For highly heritable traits, it is now possible to search for individual genes that contribute to variation in that trait. For example, several research groups have identified genetic loci that contribute to schizophrenia (Harrison and Owen, 2003).
Some observers believe that modern science tends to give too much weight to the nature side of the argument, in part because of social consciousness. Historically, much of this debate has had undertones of racist and eugenicist policies —the notion of race as a scientific truth has often been assumed as a prerequisite in various incarnations of the nature versus nurture debate. In the past, heredity was often used as "scientific" justification for various forms of discrimination and oppression along racial and class lines. Works published in the United States since the 1960s that argue for the primacy of "nature" over "nurture" in determining certain characteristics, such as The Bell Curve, have been greeted with considerable controversy and scorn.

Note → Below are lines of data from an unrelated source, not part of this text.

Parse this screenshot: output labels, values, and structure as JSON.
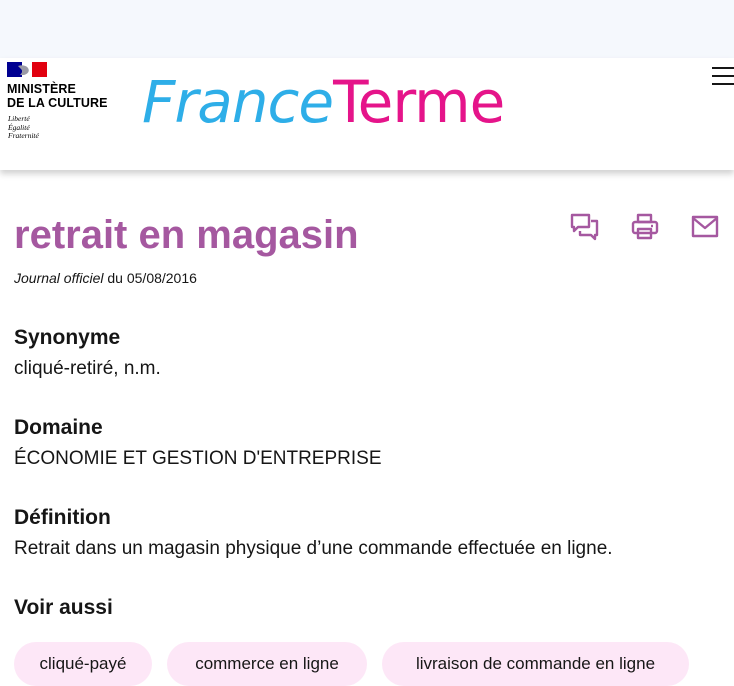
{
  "header": {
    "ministry_line1": "MINISTÈRE",
    "ministry_line2": "DE LA CULTURE",
    "motto_line1": "Liberté",
    "motto_line2": "Égalité",
    "motto_line3": "Fraternité",
    "brand_part1": "France",
    "brand_part2": "Terme",
    "menu_icon": "hamburger-menu-icon"
  },
  "term": {
    "title": "retrait en magasin",
    "journal_label": "Journal officiel",
    "journal_date": " du 05/08/2016"
  },
  "actions": {
    "icons": [
      "comment-icon",
      "print-icon",
      "mail-icon"
    ]
  },
  "sections": {
    "synonyme_label": "Synonyme",
    "synonyme_value": "cliqué-retiré, n.m.",
    "domaine_label": "Domaine",
    "domaine_value": "ÉCONOMIE ET GESTION D'ENTREPRISE",
    "definition_label": "Définition",
    "definition_value": "Retrait dans un magasin physique d’une commande effectuée en ligne.",
    "voir_aussi_label": "Voir aussi"
  },
  "see_also": [
    "cliqué-payé",
    "commerce en ligne",
    "livraison de commande en ligne"
  ],
  "colors": {
    "title_purple": "#a558a0",
    "brand_blue": "#2eaee8",
    "brand_pink": "#e5148a",
    "tag_background": "#fde7f7",
    "marianne_blue": "#000091",
    "marianne_red": "#e1000f"
  }
}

A critique of moral arguments against the nature side of the argument could be that they cross the is-ought gap. That is, they apply values to facts. However, such appliance appears to construct reality. Belief in biologically determined stereotypes and abilities has been shown to increase the kind of behavior that is associated with such stereotypes and to impair intellectual performance through, among other things, the stereotype threat phenomenon.
Within the debates surrounding cloning, for example, is the far-fetched contention that a Jesus or a Hitler could be "re-created" through genetic cloning. Current thinking finds this largely inaccurate, and discounts the possibility that the clone of anyone would grow up to be the same individual due to environmental variation. For example, like clones, identical twins are genetically identical, and unlike the hypothetical clones share the same family environment, yet they are not identical in personality and other traits.